Sylvester “Sonny” Jackson: My poems just come into my mind, they came one by one, only “Where do I stand” came from something that happened in my life.

 

R/C: Can you talk about the relationship between writing and healing in your life?

SJ: My writing is my healing, it's my unspoken language.

 

R/C: How has your concept of time changed over the different periods of your life?

SJ: Having cancer and knowing your time is short of course changes your concept of time, you want to do as much as you can before you run out, writing is my way of leaving something behind.

  

R/C: In “Where Do I Stand” you talk about standing alone in the prison yard. Yet we know you did make friends in prison. Did you find this comradery only when you were ready to go home?

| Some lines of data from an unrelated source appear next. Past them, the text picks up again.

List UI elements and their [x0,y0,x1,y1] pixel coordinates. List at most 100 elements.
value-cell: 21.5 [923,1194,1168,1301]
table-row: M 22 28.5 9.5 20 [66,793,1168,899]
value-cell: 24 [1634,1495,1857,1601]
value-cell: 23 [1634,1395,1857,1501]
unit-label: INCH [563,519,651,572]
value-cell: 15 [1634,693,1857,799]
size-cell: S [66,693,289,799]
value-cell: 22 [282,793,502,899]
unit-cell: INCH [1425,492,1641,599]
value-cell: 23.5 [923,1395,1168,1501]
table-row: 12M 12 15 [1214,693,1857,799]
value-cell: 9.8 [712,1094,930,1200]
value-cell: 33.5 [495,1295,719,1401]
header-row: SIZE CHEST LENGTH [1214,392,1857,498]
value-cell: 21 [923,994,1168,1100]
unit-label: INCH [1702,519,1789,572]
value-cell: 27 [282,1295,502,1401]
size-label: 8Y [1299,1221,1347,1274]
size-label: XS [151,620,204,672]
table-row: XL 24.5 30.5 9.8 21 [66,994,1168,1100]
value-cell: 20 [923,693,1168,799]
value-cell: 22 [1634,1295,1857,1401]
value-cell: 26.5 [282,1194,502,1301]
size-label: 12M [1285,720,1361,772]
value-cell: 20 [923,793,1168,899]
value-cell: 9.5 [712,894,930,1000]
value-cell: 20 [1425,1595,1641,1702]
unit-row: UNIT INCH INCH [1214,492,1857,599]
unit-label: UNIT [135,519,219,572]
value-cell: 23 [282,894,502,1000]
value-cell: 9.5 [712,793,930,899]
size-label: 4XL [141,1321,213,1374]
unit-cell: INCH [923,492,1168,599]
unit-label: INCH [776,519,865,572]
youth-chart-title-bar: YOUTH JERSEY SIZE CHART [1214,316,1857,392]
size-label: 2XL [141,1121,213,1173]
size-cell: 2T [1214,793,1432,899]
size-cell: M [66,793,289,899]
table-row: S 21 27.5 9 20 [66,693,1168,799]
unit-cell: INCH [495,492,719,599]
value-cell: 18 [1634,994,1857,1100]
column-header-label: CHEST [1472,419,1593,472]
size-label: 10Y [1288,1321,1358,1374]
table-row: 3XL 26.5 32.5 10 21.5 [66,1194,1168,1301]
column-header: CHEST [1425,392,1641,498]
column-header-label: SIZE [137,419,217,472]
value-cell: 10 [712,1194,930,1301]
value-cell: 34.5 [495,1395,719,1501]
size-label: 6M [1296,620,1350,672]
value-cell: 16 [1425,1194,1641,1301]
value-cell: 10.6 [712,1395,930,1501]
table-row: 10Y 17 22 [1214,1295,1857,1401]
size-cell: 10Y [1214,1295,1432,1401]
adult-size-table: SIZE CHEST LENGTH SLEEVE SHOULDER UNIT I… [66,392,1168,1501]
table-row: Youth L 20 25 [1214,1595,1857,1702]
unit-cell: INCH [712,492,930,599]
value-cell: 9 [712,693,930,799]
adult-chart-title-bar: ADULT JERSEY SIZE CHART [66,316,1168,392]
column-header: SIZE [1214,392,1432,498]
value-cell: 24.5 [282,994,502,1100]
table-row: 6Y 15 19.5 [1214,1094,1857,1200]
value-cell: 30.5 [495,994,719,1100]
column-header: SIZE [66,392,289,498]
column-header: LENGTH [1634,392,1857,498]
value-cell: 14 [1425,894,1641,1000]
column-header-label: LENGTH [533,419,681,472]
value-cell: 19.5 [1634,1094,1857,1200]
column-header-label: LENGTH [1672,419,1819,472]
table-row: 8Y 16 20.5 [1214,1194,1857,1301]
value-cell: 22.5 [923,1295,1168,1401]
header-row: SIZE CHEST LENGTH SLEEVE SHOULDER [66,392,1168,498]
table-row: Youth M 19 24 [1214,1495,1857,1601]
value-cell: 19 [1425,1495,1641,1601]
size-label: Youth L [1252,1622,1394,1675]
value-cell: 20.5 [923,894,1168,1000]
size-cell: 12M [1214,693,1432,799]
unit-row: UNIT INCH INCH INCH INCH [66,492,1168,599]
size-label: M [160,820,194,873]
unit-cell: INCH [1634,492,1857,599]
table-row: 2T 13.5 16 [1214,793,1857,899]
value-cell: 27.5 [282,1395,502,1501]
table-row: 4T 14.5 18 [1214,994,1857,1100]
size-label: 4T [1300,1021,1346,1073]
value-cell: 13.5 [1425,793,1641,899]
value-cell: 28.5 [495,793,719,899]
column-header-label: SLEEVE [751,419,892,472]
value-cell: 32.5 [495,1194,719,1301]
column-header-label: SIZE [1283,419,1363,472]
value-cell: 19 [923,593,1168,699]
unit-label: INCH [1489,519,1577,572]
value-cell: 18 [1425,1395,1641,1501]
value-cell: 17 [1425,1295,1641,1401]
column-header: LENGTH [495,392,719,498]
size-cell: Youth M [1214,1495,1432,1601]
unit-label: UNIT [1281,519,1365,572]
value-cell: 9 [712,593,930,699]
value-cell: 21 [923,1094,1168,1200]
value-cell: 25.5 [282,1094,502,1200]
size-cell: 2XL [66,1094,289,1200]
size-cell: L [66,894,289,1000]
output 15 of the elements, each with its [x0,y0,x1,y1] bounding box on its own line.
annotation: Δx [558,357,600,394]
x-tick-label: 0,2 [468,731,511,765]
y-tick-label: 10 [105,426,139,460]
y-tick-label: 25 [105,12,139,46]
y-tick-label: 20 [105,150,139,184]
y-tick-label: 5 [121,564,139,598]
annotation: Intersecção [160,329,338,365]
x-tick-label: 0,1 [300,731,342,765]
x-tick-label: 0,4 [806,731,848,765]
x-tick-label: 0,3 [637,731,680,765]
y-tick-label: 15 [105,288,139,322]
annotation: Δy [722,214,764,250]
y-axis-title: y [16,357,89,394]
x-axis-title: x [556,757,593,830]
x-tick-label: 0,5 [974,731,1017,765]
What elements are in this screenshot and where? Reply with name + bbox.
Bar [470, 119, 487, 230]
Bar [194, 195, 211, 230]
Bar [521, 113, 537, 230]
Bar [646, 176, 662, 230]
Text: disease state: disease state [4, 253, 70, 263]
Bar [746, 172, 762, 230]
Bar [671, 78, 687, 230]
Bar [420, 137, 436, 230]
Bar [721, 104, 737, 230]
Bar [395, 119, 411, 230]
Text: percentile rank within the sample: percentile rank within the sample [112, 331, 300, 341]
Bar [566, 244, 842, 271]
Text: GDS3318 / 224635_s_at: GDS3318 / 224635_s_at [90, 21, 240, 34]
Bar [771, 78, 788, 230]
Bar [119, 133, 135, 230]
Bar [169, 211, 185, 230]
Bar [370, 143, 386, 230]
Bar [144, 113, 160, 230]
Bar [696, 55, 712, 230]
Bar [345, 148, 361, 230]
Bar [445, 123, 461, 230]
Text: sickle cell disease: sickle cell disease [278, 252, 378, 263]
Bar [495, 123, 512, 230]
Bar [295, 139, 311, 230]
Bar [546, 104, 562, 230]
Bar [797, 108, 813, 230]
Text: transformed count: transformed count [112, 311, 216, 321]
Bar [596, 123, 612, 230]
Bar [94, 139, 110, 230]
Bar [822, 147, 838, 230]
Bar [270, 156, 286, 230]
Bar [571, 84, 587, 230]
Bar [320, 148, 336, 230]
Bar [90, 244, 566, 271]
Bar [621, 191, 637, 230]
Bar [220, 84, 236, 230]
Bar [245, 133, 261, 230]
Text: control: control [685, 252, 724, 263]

SJ: At some point in every place I went I found other people like me I didn't wait long, maybe a couple of weeks at most.

  

R/C: Who is the “you” in “Sunrise and Light”? Did you have a particular person in mind, and did that expand or change as you worked on the poem?

SJ:I don't know who "you" is, that poem just came to me out of the blue.

  

R/C: Is there anything else you want to tell us about your process or experiences, any parting words of wisdom?

SJ: Nothing really more to tell, I think I've said it all.

 

Sylvester “Sonny” Jackson is a writer and retired Marine. As many of you know, Sonny is one of the most important members of our writing workshop for people returning from incarceration.